È dilagato, durante il Lockdown, l’utilizzo di farmaci tranquillanti e ansiolitici chiamati “Benzodiazepine”. Questi sono, solitamente, prescritti da medici e psichiatri ai pazienti che soffrono di attacchi di panico, depressione oppure ansia a stadi avanzati. Il fine di queste medicine è quello di acquietare le emozioni e gli stati d’animo del paziente, portando le sensazioni anomale ad uno stato più sopportabile. Tuttavia le benzodiazepine, se prese in quantità elevate, possono avere effetti psicotropi e droganti, portando il soggetto a distaccarsi dalla realtà e affievolendo, quasi del tutto, i sentimenti. I ragazzi in molti casi ne hanno fatto un uso altamente improprio, guardando a tali farmaci non come qualcosa che potesse curarli e liberarli dalla malattia, ma come sostanze inebrianti che assecondassero il loro desiderio di fuga dalla vita. Secondo le testimonianze di alcuni adolescenti, al momento dell’assunzione scompariva qualsiasi problema esterno, l’animo si intorpidiva e la paura per il mondo si azzerava in pochi minuti. 

 

Il farmaco più famoso e comune tra i ragazzi è lo Xanax e, come ogni benzodiazepina, crea una forte dipendenza in un tempo brevissimo. La dipendenza da questi medicinali è forte ed immediata: la mente e il corpo richiedono costantemente l’assunzione di “pillole” e in caso di astinenza si verificano forti spasmi, nausea, dolori articolari e mal di testa, non puoi fare niente se non farti e toglierti tutti i problemi dalle spalle. 

 

In uno stadio avanzato della dipendenza, la vita inizia ad essere vissuta a sprazzi e in alcuni momenti è come se le azioni del soggetto fossero indirizzate da agente esterno. Molti ragazzi affermano di aver vissuto momenti di totale “blackout”: periodi di totale vuoto, che possono durare anche diverse ore, durante i quali il corpo si muove ma non si è coscienti di controllarlo. Al termine di questi momenti non ci si ricorda dell’accaduto e, inevitabilmente, ricomincia il malsano ciclo. 
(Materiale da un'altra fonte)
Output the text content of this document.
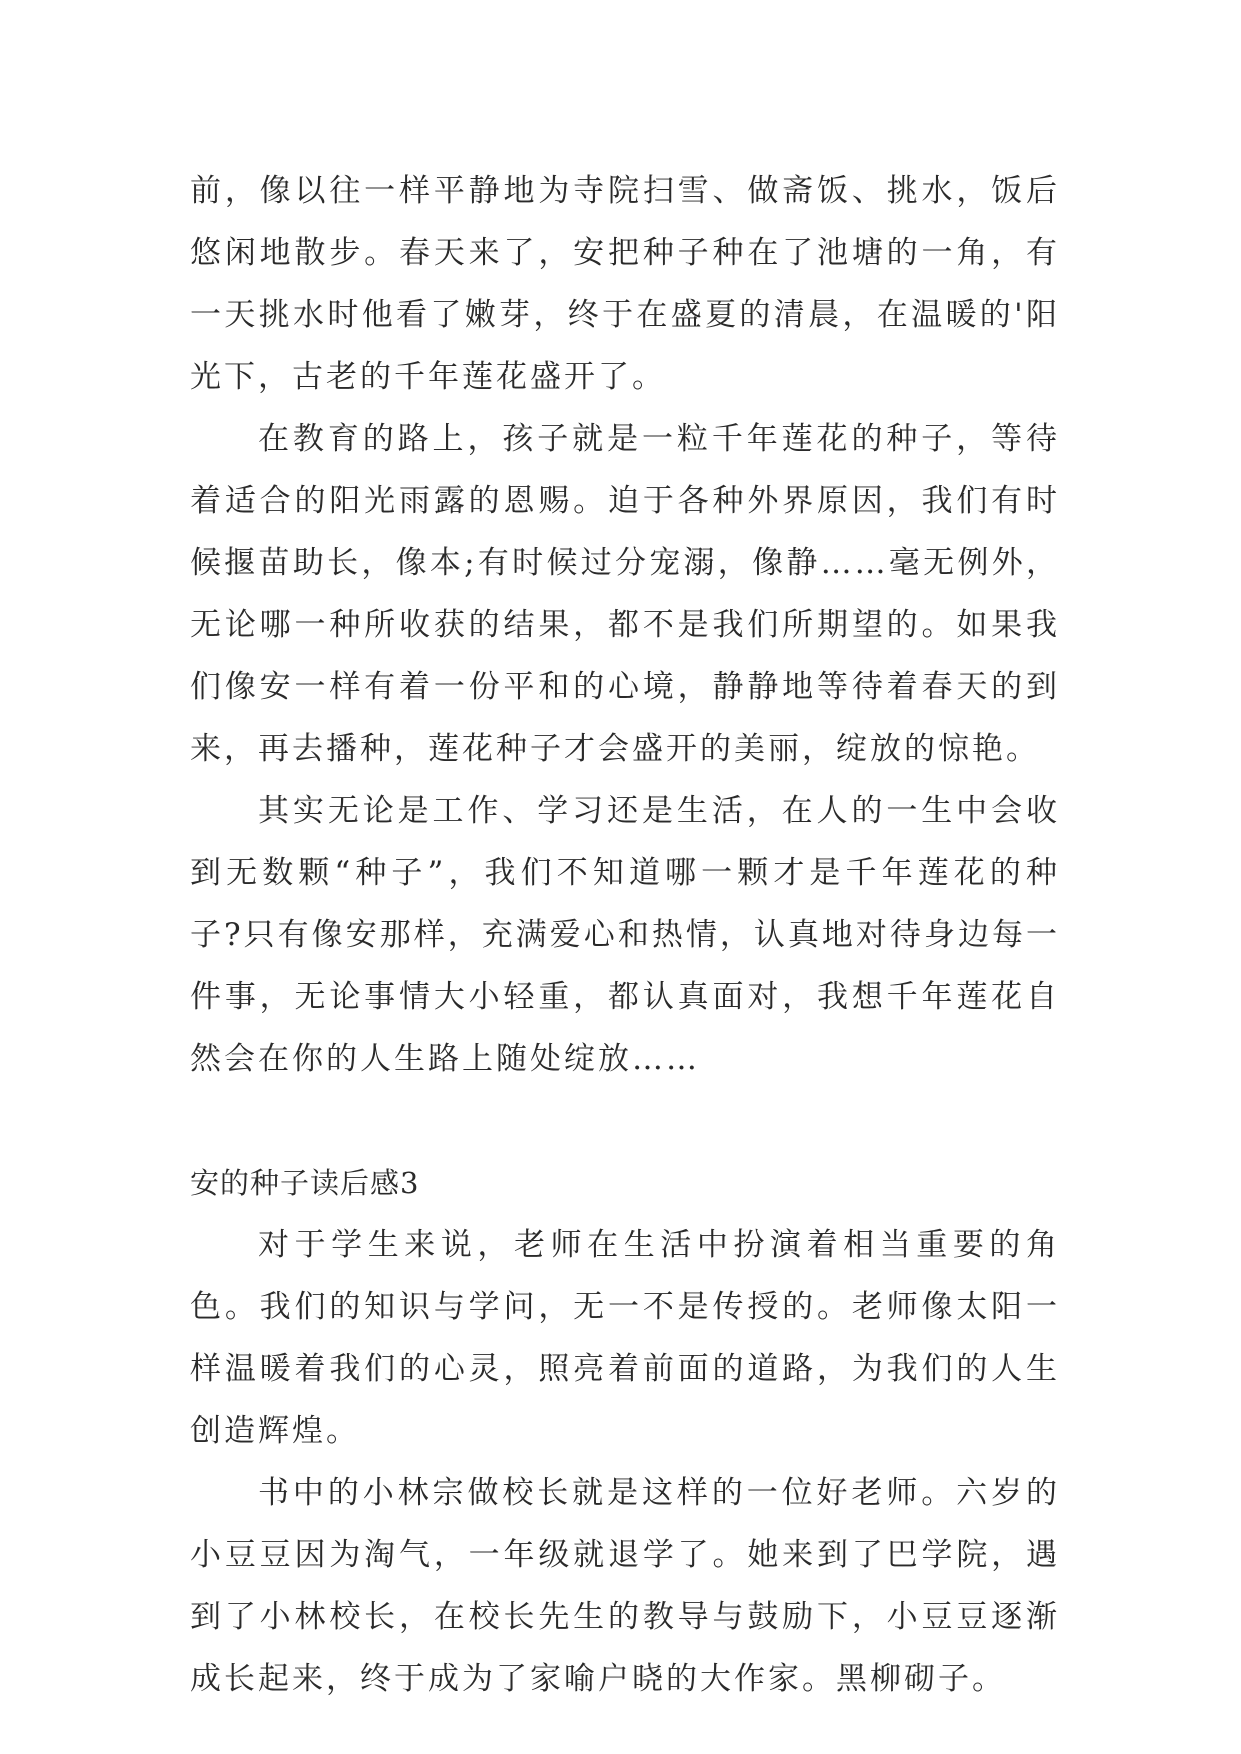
前，像以往一样平静地为寺院扫雪、做斋饭、挑水，饭后悠闲地散步。春天来了，安把种子种在了池塘的一角，有一天挑水时他看了嫩芽，终于在盛夏的清晨，在温暖的'阳光下，古老的千年莲花盛开了。

在教育的路上，孩子就是一粒千年莲花的种子，等待着适合的阳光雨露的恩赐。迫于各种外界原因，我们有时候揠苗助长，像本;有时候过分宠溺，像静……毫无例外，无论哪一种所收获的结果，都不是我们所期望的。如果我们像安一样有着一份平和的心境，静静地等待着春天的到来，再去播种，莲花种子才会盛开的美丽，绽放的惊艳。

其实无论是工作、学习还是生活，在人的一生中会收到无数颗“种子”，我们不知道哪一颗才是千年莲花的种子?只有像安那样，充满爱心和热情，认真地对待身边每一件事，无论事情大小轻重，都认真面对，我想千年莲花自然会在你的人生路上随处绽放……

安的种子读后感3

对于学生来说，老师在生活中扮演着相当重要的角色。我们的知识与学问，无一不是传授的。老师像太阳一样温暖着我们的心灵，照亮着前面的道路，为我们的人生创造辉煌。

书中的小林宗做校长就是这样的一位好老师。六岁的小豆豆因为淘气，一年级就退学了。她来到了巴学院，遇到了小林校长，在校长先生的教导与鼓励下，小豆豆逐渐成长起来，终于成为了家喻户晓的大作家。黑柳砌子。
L’effetto di tali “momenti di buio” viene amplificato dall’utilizzo di alcool, spesso accostato all’assunzione delle sostanze psicotrope che annebbia ancor di più la mente e riduce ulteriormente i freni inibitori, portando i giovani privi di paura a commettere atti molto pericolosi mettendo a rischio la propria vita. 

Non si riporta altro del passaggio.